Nebraska Beef meat packers are among workers at several plants in the area attempting to organize into the United Food and Commercial Workers union (UFCW). The union has been working together with Omaha Together/ One Community (OTOC) in this effort. Two days after the raid workers remaining at the plant walked off the line, protesting line speed and understaffing.
The INS also arrested three managers and a recruiter for Nebraska Beef on charges of smuggling undocumented workers into the state and providing them with fake work documents.
This was apparently the first major raid in the Omaha area since 1997. Over the past several years, the INS, temporarily changed its tactics with "Operation Vanguard." Rather than arresting large groups of workers, the INS subpoenaed work records and then proceeded to interview workers individually. But it was not uncommon for workers to quit rather than be interviewed by the INS.
Bill Schmitz, the UFCW vice president and director of the union's Food Processing, Packing and Manufacturing Division, was quoted in a union news release as saying, "There workers are twice victimized. Once by the greed of the packing companies and then by immigration laws that terrorizes workers in the exercise of their legitimate rights under the law."
When the organizing drive began last June, Greg Denier, a UFCW official, said his organization had put the INS on notice that labor disputes exist at a number of Omaha packing plants. That meant, he said, that under the INS operating procedures the agency was prohibited from engaging in any enforcement action against employees.
The Nebraska Appleseed Center for Law in the Public Interest was quoted as saying, "Right now, in the INS custody, are workers who have been involved in union-organizing activities. It is certain other workers will remember what happened at Nebraska Beef."
Rev. Damian Zuerlein of the Our Lady of the Guadalupe church in Omaha was outraged at the pre-Christmas raid. "Imagine living in another country and being promised a better-paying job, housing, and transportation. You get here and you're a hard-working person--working 10 hours a day, five or six days a week. And then you get rounded up."
At a news conference held December 7, attended by community members, social-service agency leaders, and others, the INS raid was condemned. Ben Salazar, publisher of Nuestro Mundo newspaper, said that it was an "outrageous display" of government power.

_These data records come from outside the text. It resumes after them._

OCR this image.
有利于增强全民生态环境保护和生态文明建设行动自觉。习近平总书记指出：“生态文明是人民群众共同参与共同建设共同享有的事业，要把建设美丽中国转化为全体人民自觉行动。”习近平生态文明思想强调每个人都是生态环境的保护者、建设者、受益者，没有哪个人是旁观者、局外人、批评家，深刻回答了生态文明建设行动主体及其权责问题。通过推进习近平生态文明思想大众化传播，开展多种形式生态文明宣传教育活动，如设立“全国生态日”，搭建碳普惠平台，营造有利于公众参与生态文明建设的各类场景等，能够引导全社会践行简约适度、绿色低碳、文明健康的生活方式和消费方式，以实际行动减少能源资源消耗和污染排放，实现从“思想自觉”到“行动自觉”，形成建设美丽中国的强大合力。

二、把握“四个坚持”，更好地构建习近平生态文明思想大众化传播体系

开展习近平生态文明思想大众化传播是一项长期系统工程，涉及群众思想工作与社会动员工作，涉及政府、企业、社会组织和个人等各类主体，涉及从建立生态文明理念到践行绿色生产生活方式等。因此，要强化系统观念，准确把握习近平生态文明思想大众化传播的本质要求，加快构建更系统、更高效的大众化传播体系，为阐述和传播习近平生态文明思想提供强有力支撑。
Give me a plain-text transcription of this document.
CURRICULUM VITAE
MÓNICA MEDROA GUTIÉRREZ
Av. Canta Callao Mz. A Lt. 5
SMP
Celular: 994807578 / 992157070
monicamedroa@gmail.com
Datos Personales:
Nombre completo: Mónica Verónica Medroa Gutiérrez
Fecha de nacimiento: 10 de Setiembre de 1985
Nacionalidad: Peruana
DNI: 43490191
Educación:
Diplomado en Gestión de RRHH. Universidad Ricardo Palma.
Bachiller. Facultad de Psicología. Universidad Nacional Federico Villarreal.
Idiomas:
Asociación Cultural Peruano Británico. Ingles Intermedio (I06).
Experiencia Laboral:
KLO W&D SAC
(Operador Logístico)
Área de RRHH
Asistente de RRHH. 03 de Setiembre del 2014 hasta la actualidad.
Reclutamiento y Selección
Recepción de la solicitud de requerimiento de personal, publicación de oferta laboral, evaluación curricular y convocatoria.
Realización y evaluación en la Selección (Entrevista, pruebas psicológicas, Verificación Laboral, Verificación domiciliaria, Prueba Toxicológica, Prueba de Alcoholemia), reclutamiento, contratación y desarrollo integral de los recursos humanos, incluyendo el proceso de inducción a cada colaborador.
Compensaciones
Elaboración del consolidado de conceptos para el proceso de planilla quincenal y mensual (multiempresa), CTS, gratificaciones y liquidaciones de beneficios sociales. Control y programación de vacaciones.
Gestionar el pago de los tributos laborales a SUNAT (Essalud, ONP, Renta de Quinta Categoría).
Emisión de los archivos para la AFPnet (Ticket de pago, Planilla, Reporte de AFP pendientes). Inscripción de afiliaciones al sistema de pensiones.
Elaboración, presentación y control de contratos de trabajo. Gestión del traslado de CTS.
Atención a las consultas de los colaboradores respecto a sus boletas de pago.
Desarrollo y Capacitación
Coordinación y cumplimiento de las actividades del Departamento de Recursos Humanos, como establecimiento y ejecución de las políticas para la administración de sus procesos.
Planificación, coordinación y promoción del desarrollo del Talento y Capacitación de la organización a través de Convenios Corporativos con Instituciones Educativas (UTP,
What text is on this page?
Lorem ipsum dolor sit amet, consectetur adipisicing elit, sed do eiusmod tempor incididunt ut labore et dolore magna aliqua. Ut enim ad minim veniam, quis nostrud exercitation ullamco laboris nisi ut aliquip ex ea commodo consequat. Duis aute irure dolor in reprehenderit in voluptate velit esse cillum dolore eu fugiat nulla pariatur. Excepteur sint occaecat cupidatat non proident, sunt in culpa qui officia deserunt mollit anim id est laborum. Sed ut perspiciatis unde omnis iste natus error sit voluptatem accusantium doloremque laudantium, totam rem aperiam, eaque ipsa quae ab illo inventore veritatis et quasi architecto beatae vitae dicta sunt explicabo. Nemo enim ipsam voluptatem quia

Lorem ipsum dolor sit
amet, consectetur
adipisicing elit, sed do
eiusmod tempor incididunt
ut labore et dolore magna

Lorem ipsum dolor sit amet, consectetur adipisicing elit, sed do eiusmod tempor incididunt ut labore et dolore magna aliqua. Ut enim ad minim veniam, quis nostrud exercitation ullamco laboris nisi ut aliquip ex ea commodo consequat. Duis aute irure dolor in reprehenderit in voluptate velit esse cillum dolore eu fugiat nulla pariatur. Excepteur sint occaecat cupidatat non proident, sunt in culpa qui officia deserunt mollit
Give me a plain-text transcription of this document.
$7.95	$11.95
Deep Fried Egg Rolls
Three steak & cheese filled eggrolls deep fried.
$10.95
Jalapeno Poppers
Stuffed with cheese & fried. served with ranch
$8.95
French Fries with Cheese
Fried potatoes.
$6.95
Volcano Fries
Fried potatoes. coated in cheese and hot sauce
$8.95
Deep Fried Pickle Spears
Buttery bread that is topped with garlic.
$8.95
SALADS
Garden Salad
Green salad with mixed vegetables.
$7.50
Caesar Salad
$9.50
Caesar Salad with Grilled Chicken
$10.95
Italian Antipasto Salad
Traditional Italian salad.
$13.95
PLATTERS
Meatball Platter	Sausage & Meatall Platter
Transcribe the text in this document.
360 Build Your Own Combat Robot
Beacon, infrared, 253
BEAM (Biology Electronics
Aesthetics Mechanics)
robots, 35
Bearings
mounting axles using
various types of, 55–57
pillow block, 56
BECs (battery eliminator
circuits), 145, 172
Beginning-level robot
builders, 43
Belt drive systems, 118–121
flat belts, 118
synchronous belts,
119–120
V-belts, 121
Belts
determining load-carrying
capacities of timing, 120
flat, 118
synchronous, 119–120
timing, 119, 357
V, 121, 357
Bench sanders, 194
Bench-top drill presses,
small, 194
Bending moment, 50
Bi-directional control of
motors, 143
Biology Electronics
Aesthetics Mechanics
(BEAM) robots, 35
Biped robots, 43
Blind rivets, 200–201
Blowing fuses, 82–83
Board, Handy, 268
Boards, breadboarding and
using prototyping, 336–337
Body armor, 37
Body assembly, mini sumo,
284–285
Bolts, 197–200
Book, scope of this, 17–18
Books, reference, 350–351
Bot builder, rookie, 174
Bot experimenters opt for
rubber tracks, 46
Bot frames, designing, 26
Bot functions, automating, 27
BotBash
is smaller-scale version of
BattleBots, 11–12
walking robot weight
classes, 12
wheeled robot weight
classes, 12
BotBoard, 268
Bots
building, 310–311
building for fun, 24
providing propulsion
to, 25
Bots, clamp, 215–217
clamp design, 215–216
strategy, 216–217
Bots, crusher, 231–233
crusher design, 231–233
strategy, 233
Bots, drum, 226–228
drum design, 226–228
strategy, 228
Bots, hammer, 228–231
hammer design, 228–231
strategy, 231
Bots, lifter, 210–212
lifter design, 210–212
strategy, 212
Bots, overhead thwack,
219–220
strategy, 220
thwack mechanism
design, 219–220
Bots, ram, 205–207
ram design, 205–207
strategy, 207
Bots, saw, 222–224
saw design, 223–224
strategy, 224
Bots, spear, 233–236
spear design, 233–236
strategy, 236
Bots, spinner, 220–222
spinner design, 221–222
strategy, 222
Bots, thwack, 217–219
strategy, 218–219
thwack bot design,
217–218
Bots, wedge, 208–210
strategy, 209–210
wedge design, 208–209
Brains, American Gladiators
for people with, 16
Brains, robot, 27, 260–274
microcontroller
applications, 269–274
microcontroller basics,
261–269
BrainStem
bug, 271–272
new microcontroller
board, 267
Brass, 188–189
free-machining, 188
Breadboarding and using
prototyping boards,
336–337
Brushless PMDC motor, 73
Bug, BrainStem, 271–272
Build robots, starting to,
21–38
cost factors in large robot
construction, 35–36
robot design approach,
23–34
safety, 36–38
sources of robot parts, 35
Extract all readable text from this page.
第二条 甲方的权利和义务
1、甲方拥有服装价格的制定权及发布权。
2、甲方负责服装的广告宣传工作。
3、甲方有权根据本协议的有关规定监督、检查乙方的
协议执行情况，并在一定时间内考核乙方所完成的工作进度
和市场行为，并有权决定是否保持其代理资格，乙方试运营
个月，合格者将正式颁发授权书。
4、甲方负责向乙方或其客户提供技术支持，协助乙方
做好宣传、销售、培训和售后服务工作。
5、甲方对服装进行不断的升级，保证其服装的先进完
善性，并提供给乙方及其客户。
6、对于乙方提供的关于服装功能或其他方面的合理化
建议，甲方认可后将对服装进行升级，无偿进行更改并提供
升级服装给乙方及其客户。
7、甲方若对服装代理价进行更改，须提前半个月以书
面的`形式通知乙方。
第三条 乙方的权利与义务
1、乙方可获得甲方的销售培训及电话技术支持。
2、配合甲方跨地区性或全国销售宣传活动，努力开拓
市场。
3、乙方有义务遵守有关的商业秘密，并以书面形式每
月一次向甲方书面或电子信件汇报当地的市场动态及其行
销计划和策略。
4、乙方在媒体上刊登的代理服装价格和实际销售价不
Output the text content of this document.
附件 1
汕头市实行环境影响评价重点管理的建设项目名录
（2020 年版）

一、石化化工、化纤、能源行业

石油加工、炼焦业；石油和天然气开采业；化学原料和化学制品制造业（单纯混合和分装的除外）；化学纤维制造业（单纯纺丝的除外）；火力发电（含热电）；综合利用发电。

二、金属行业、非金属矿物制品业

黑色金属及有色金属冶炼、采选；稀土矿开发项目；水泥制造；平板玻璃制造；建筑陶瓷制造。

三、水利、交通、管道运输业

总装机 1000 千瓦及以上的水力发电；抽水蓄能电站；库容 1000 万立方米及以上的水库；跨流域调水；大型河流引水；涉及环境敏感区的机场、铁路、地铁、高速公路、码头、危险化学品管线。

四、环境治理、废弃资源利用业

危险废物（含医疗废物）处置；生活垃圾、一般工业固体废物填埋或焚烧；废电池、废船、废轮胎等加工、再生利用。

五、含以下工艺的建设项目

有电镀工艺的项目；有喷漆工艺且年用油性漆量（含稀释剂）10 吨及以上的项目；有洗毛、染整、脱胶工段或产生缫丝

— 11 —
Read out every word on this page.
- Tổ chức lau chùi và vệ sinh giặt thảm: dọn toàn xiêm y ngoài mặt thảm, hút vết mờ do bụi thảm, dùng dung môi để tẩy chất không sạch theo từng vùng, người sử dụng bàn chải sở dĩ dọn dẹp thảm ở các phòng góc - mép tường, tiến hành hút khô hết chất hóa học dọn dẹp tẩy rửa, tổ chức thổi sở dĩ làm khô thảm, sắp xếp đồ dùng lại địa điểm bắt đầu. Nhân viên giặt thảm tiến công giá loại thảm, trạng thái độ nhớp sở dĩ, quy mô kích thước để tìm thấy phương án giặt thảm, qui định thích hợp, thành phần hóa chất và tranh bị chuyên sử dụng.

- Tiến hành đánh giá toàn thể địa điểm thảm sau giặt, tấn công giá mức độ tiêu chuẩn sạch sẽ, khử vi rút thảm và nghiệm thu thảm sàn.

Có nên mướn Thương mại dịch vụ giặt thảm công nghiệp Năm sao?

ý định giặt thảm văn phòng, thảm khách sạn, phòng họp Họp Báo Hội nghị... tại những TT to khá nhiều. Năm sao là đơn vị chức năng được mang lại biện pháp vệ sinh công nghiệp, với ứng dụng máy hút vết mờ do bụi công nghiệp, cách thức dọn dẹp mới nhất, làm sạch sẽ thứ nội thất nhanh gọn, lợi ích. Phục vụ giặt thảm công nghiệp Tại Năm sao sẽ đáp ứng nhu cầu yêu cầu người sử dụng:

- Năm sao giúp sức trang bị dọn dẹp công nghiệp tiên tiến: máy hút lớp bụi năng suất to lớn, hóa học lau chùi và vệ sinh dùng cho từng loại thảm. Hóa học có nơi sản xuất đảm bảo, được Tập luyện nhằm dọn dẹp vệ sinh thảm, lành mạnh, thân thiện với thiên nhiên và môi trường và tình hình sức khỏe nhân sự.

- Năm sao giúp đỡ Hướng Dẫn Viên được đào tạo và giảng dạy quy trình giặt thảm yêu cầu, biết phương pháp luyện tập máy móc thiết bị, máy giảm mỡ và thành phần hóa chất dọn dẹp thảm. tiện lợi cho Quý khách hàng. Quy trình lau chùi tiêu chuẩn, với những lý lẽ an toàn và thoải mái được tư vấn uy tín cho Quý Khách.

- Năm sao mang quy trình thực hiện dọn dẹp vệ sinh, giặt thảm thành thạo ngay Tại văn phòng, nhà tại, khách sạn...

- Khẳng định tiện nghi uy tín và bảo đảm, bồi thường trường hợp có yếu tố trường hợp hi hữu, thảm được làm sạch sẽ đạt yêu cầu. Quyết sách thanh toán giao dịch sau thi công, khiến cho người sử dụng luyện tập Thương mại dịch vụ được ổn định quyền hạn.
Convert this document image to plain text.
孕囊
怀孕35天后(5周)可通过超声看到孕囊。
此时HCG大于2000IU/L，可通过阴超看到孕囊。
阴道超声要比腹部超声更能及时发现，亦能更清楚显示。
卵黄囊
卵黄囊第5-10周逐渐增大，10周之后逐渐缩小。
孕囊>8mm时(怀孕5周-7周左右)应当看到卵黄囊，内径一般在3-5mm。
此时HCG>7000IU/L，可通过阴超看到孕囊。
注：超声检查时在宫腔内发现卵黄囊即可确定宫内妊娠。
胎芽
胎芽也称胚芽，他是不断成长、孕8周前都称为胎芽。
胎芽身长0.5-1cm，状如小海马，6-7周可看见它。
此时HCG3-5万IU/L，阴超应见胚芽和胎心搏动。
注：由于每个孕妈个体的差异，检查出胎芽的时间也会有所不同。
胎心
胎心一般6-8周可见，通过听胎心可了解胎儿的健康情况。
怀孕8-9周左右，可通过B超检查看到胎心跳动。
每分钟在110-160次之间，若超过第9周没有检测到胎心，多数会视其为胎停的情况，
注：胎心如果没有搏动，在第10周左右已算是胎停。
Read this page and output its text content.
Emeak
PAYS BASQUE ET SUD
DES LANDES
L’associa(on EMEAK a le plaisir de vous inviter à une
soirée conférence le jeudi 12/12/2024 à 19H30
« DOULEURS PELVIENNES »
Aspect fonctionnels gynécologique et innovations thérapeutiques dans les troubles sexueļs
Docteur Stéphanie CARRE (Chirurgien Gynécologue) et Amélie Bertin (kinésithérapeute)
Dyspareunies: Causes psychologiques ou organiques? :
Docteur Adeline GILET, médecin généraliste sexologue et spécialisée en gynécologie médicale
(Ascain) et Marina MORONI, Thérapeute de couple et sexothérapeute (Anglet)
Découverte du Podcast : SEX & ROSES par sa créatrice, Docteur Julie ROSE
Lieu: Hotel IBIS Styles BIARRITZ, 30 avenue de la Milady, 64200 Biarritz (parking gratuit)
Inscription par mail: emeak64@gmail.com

Reverend Zuerlein explained how he had spent that day talking to a single mother who was afraid to go to work for the last three days for fear that the INS would pick her up.
The same day workers walked off the line to demand the company reduce the line speed given the reduced number of workers to do the job. Carl Ariston, assistant to the UFCW regional director, said, "The company was having three people do the job of six." According to one worker, employees went to the cafeteria to negotiate a $1 an hour raise and better health and insurance benefits. She and six others were fired for "inciting a riot." According to Ariston, the seven were fired by three of the managers who had been arrested on smuggling charges earlier by the INS. He said that the UFCW would file unfair labor practice charges the next day with the National Labor Relations Board (NLRB), defending the fired workers as engaging in a protected activity.
Ariston was also quoted as saying that the union met with 50 workers on Thursday night and that they would try to sign up all the rest of their co-workers to call for a union election.
In an election held several weeks ago, production workers rejected representation by the union at the ConAgra plant here. Maintenance workers voted in the union as their bargaining agent.
On December 15, 200 workers at the ConAgra Armour Swift-Eckrich plant will decide whether to be represented by the union.
Edwin Fruit is a member of United Food and Commercial Workers Local 1149 and works in Perry, Iowa.